The claimants, represented by respondent no. 1 (Usha Gupta, the deceased’s wife), countered that family pension is a benefit accrued from the deceased’s contractual obligations during his employment and not a pecuniary advantage arising from his death. They argued that family pensions could not offset the compensation for “Loss of Dependency” as they were not directly tied to the road accident. Relying on established jurisprudence, the respondents emphasized that the purpose of compensation is to alleviate financial difficulties caused by the loss of a loved one and to provide financial security, irrespective of other sources of income like pensions.
Court’s Judgment:
The Delhi High Court dismissed the appeal by the insurance company and upheld the award passed by the Motor Accidents Claims Tribunal. Justice Neena Bansal Krishna referred to the Supreme Court’s rulings in Mrs. Helen C. Rebello & Ors. v. Maharashtra State Road Transport Corpn. & Anr. (1998) and Sebastiani Lakra v. National Insurance Co. Ltd. (2018), which categorically held that family pensions are not pecuniary advantages and cannot be deducted while computing compensation for “Loss of Dependency.” The court noted that family pensions are a result of the deceased’s service and contractual relationship with his employer and accrue independently of the accidental death.

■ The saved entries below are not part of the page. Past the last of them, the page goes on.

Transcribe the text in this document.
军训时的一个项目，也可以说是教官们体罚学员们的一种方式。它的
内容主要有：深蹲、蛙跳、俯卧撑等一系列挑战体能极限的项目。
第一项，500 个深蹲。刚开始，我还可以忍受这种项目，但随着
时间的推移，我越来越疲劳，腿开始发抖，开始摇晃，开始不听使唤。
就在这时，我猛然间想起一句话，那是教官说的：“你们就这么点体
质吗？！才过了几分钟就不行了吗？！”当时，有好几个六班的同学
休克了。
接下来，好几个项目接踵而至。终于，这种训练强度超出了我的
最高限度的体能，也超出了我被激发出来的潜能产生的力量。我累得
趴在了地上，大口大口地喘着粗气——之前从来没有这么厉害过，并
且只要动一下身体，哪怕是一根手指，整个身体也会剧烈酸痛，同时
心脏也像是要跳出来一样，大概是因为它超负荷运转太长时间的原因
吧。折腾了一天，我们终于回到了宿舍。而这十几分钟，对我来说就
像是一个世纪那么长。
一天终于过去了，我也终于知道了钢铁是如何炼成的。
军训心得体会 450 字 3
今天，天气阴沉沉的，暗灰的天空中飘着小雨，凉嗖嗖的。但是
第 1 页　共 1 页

The court observed that the purpose of compensation under the Motor Vehicles Act is to provide just and fair recompense to the legal heirs of the deceased to alleviate financial hardships and ensure financial security. It reiterated that the loss suffered by the family due to the untimely death of their loved one must be addressed fairly without reducing the compensation based on unrelated financial benefits. The High Court emphasized that there is no direct correlation between family pension and accidental death benefits.
Referring to the tribunal’s reasoning, the High Court highlighted that monetary compensation is not a replacement for the deceased but a means to alleviate the financial crisis faced by their legal heirs. The court thus ruled that the family pension received by the deceased’s wife could not be deducted in calculating compensation for “Loss of Dependency.” Upholding the principle of providing just and fair compensation, the court dismissed the appeal by the insurance company and affirmed the tribunal’s award of Rs. 13.36 lakh.